Data Visualization Exercises
Exploring exercises and challenges posted to Storytelling With Data
Storytelling With Data is an excellent resource for practicing your data visualization skills, explaining your thought process, and getting feedback. I regularly contribute to their community and participate in their design challenges. Here are some of the latest.
Challenge: Effectively using an area graph
Area graphs can be confusing, and it’s often better to stick with other types of information display (line charts, bars, etc.). In some cases though, the data is well suited for an area graph. Can you research and display data that is best shown as an area graph? Here is my submission. I chose to research and graph U.S. plastic recycling rates:
I’ve graphed the EPA data for recycled amounts of numbered plastics in the U.S. from 2013 - 2017. What is shown here represents about 6-8% of our total plastic usage annually. So, during the years shown, the U.S. used around 30 million tons of plastic, and recycled about 2.4 million tons of it. What actually gets recycled is a murky picture. Since the 1990s (when many people in the U.S. were told to stop sorting their recycling), most plastics have been shipped overseas for processing, mixed, in bulk, and primarily to China. Recycling processors in the U.S. are for the most part only able to process #1s and #2s, and only a few U.S. processors can handle additional resin #s.

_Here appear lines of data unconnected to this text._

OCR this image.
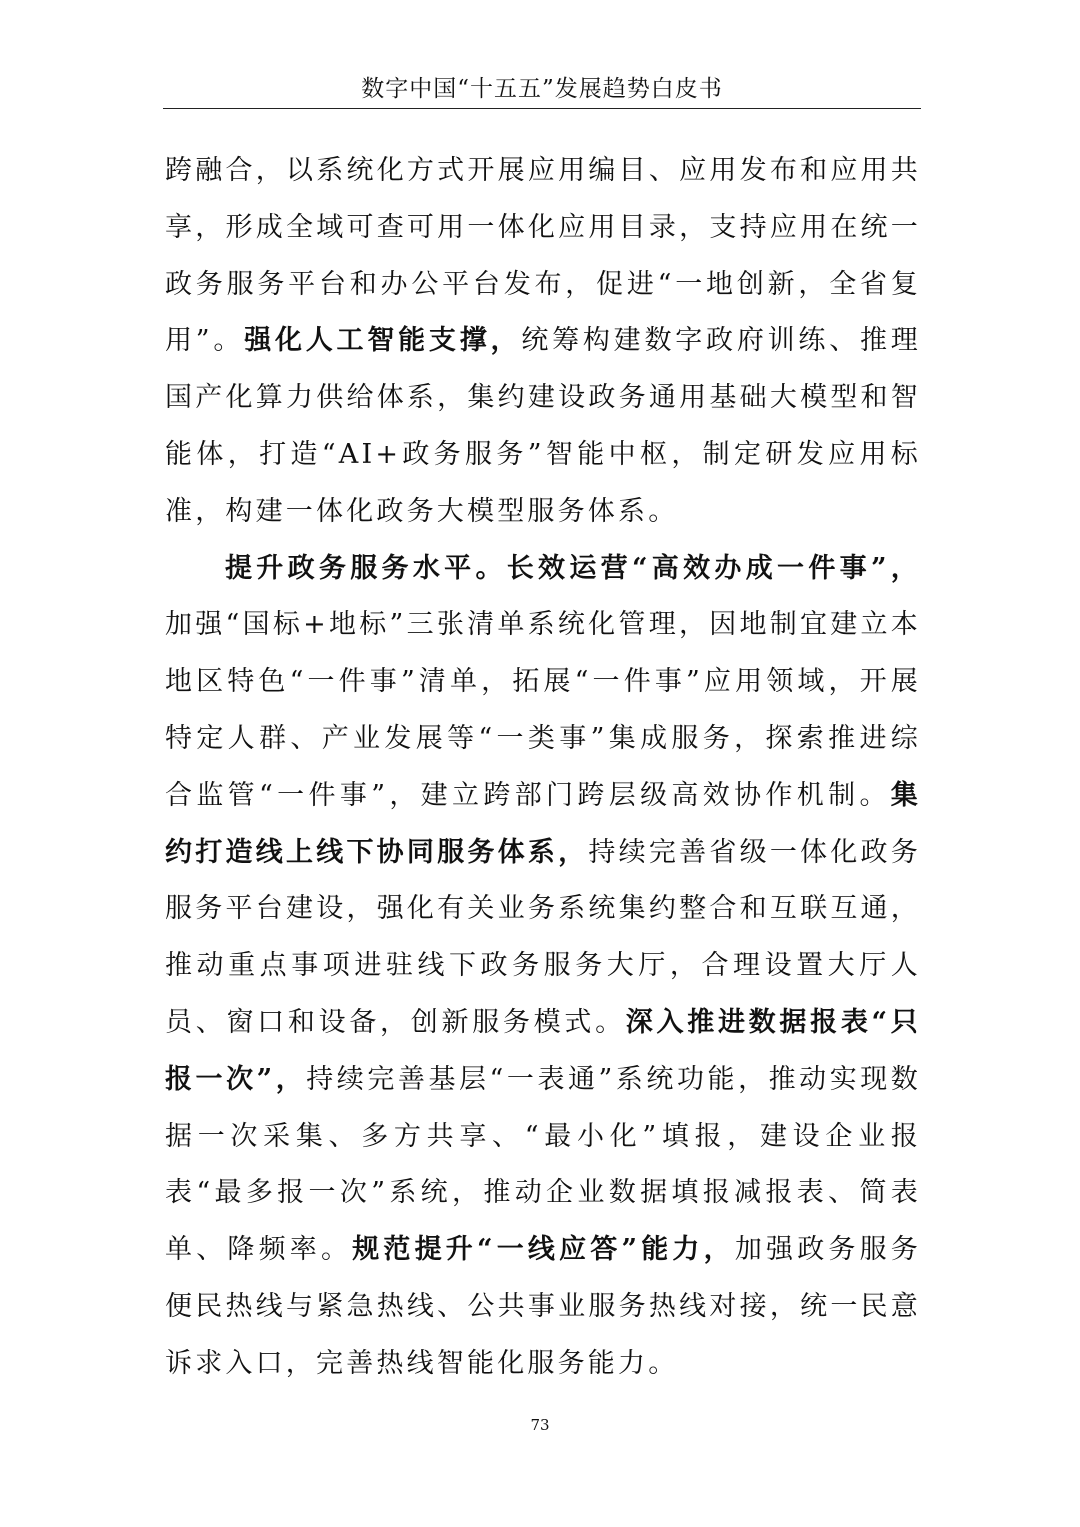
数字中国“十五五”发展趋势白皮书

跨融合，以系统化方式开展应用编目、应用发布和应用共享，形成全域可查可用一体化应用目录，支持应用在统一政务服务平台和办公平台发布，促进“一地创新，全省复用”。强化人工智能支撑，统筹构建数字政府训练、推理国产化算力供给体系，集约建设政务通用基础大模型和智能体，打造“AI+政务服务”智能中枢，制定研发应用标准，构建一体化政务大模型服务体系。

提升政务服务水平。长效运营“高效办成一件事”，加强“国标+地标”三张清单系统化管理，因地制宜建立本地区特色“一件事”清单，拓展“一件事”应用领域，开展特定人群、产业发展等“一类事”集成服务，探索推进综合监管“一件事”，建立跨部门跨层级高效协作机制。集约打造线上线下协同服务体系，持续完善省级一体化政务服务平台建设，强化有关业务系统集约整合和互联互通，推动重点事项进驻线下政务服务大厅，合理设置大厅人员、窗口和设备，创新服务模式。深入推进数据报表“只报一次”，持续完善基层“一表通”系统功能，推动实现数据一次采集、多方共享、“最小化”填报，建设企业报表“最多报一次”系统，推动企业数据填报减报表、简表单、降频率。规范提升“一线应答”能力，加强政务服务便民热线与紧急热线、公共事业服务热线对接，统一民意诉求入口，完善热线智能化服务能力。

73
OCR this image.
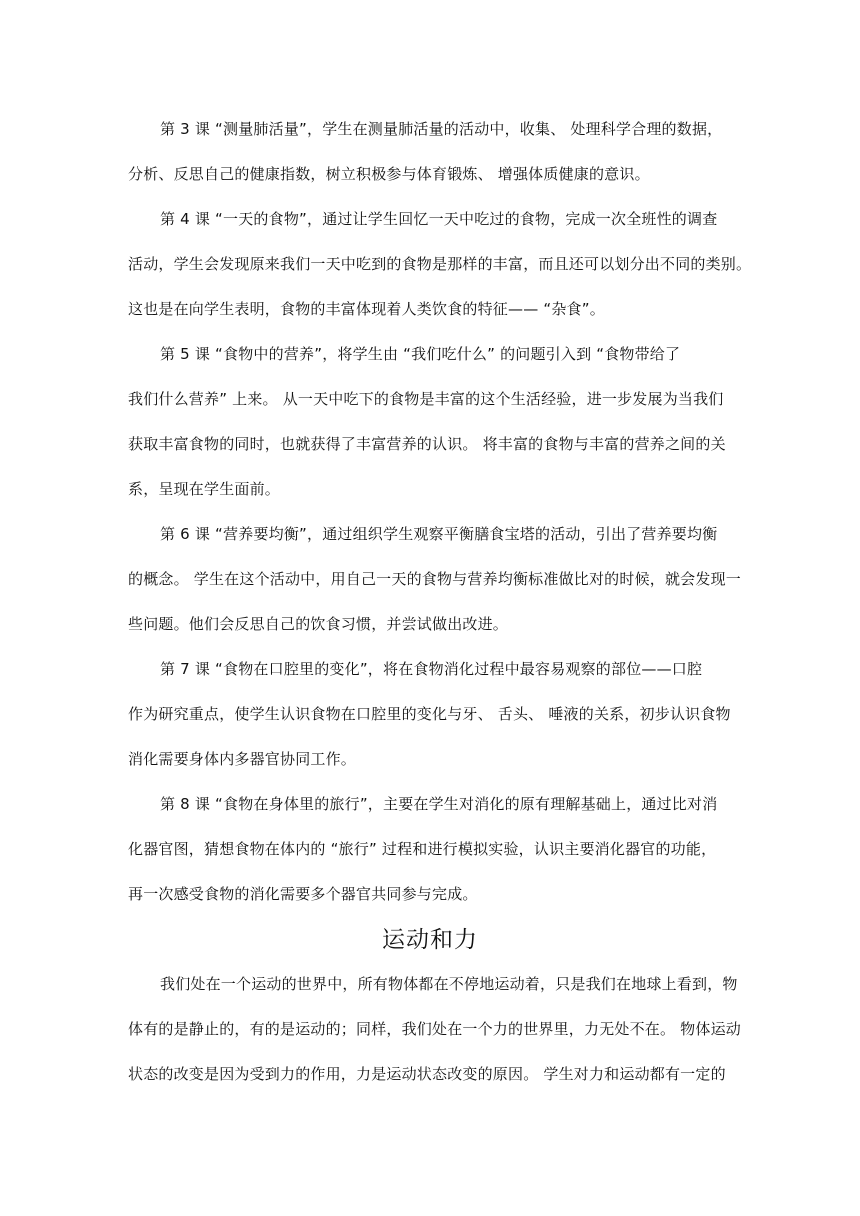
第 3 课 “测量肺活量”，学生在测量肺活量的活动中，收集、 处理科学合理的数据，
分析、反思自己的健康指数，树立积极参与体育锻炼、 增强体质健康的意识。
第 4 课 “一天的食物”，通过让学生回忆一天中吃过的食物，完成一次全班性的调查
活动，学生会发现原来我们一天中吃到的食物是那样的丰富，而且还可以划分出不同的类别。
这也是在向学生表明，食物的丰富体现着人类饮食的特征—— “杂食”。
第 5 课 “食物中的营养”，将学生由 “我们吃什么” 的问题引入到 “食物带给了
我们什么营养” 上来。 从一天中吃下的食物是丰富的这个生活经验，进一步发展为当我们
获取丰富食物的同时，也就获得了丰富营养的认识。 将丰富的食物与丰富的营养之间的关
系，呈现在学生面前。
第 6 课 “营养要均衡”，通过组织学生观察平衡膳食宝塔的活动，引出了营养要均衡
的概念。 学生在这个活动中，用自己一天的食物与营养均衡标准做比对的时候，就会发现一
些问题。他们会反思自己的饮食习惯，并尝试做出改进。
第 7 课 “食物在口腔里的变化”，将在食物消化过程中最容易观察的部位——口腔
作为研究重点，使学生认识食物在口腔里的变化与牙、 舌头、 唾液的关系，初步认识食物
消化需要身体内多器官协同工作。
第 8 课 “食物在身体里的旅行”，主要在学生对消化的原有理解基础上，通过比对消
化器官图，猜想食物在体内的 “旅行” 过程和进行模拟实验，认识主要消化器官的功能，
再一次感受食物的消化需要多个器官共同参与完成。
运动和力
我们处在一个运动的世界中，所有物体都在不停地运动着，只是我们在地球上看到，物
体有的是静止的，有的是运动的；同样，我们处在一个力的世界里，力无处不在。 物体运动
状态的改变是因为受到力的作用，力是运动状态改变的原因。 学生对力和运动都有一定的
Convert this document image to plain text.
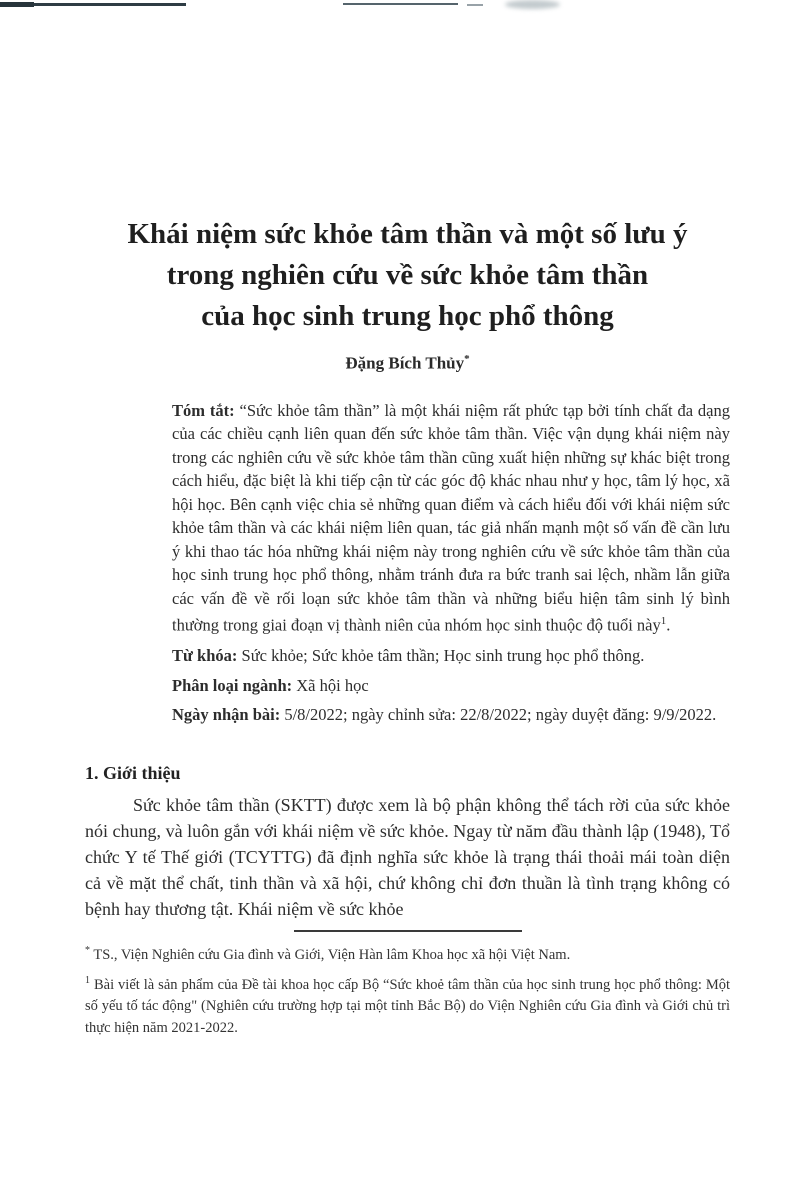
Khái niệm sức khỏe tâm thần và một số lưu ý
trong nghiên cứu về sức khỏe tâm thần
của học sinh trung học phổ thông
Đặng Bích Thủy*

Tóm tắt: “Sức khỏe tâm thần” là một khái niệm rất phức tạp bởi tính chất đa dạng của các chiều cạnh liên quan đến sức khỏe tâm thần. Việc vận dụng khái niệm này trong các nghiên cứu về sức khỏe tâm thần cũng xuất hiện những sự khác biệt trong cách hiểu, đặc biệt là khi tiếp cận từ các góc độ khác nhau như y học, tâm lý học, xã hội học. Bên cạnh việc chia sẻ những quan điểm và cách hiểu đối với khái niệm sức khỏe tâm thần và các khái niệm liên quan, tác giả nhấn mạnh một số vấn đề cần lưu ý khi thao tác hóa những khái niệm này trong nghiên cứu về sức khỏe tâm thần của học sinh trung học phổ thông, nhằm tránh đưa ra bức tranh sai lệch, nhầm lẫn giữa các vấn đề về rối loạn sức khỏe tâm thần và những biểu hiện tâm sinh lý bình thường trong giai đoạn vị thành niên của nhóm học sinh thuộc độ tuổi này$^1$.

Từ khóa: Sức khỏe; Sức khỏe tâm thần; Học sinh trung học phổ thông.

Phân loại ngành: Xã hội học

Ngày nhận bài: 5/8/2022; ngày chỉnh sửa: 22/8/2022; ngày duyệt đăng: 9/9/2022.

1. Giới thiệu

Sức khỏe tâm thần (SKTT) được xem là bộ phận không thể tách rời của sức khỏe nói chung, và luôn gắn với khái niệm về sức khỏe. Ngay từ năm đầu thành lập (1948), Tổ chức Y tế Thế giới (TCYTTG) đã định nghĩa sức khỏe là trạng thái thoải mái toàn diện cả về mặt thể chất, tinh thần và xã hội, chứ không chỉ đơn thuần là tình trạng không có bệnh hay thương tật. Khái niệm về sức khỏe

* TS., Viện Nghiên cứu Gia đình và Giới, Viện Hàn lâm Khoa học xã hội Việt Nam.

$^1$ Bài viết là sản phẩm của Đề tài khoa học cấp Bộ “Sức khoẻ tâm thần của học sinh trung học phổ thông: Một số yếu tố tác động" (Nghiên cứu trường hợp tại một tỉnh Bắc Bộ) do Viện Nghiên cứu Gia đình và Giới chủ trì thực hiện năm 2021-2022.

What I had really wanted to find was data post-2017. Starting in January of 2018, China enacted National Sword. This policy bans foreign recyclables, and essentially reduces China’s appetite for U.S. plastic recyclables down to <1% of exports. Other countries have stepped in to purchase, but the market is volatile, and the amount being sent overseas has fallen. Hopefully the EPA will publish post-2017 data to shed more light on how this is affecting U.S. plastic recycling rates.
Exercise: Translate unfamiliar data into something accessible
Analyze the following graph and design a new one, making a recommendation on how the information should be displayed, and what might be the most important takeaway.
The following is my update to the sample Model Performance graph:
In this version I’m highlighting what is happening at the left of the graph-the diverging Model/Actual lines.
Recommendations:
Replace acronyms, abbreviations, and anything else that isn’t obvious, to avoid confusing the audience.
Match the title with the main point of the graph, so the viewer understands upfront what the graph is trying to communicate.
Simplify the elements to avoid any confusion-get rid of additional line colors or styles that might confuse the viewer.
Clearly identify the axes. This will allow the viewer to scan and make comparisons more quickly. The second Y axis adds a level of complexity, so it can help to color code it with the bright orange to visually separate it from the first Y axis.
Exercise: simplify table data
Visualize table data in a way that highlights key takeaways from the data.
My update to the event revenue table:
Recommendations:
Removing event color coding.
Adding a color to highlight top trends.
Using the title to explain the purpose of the table.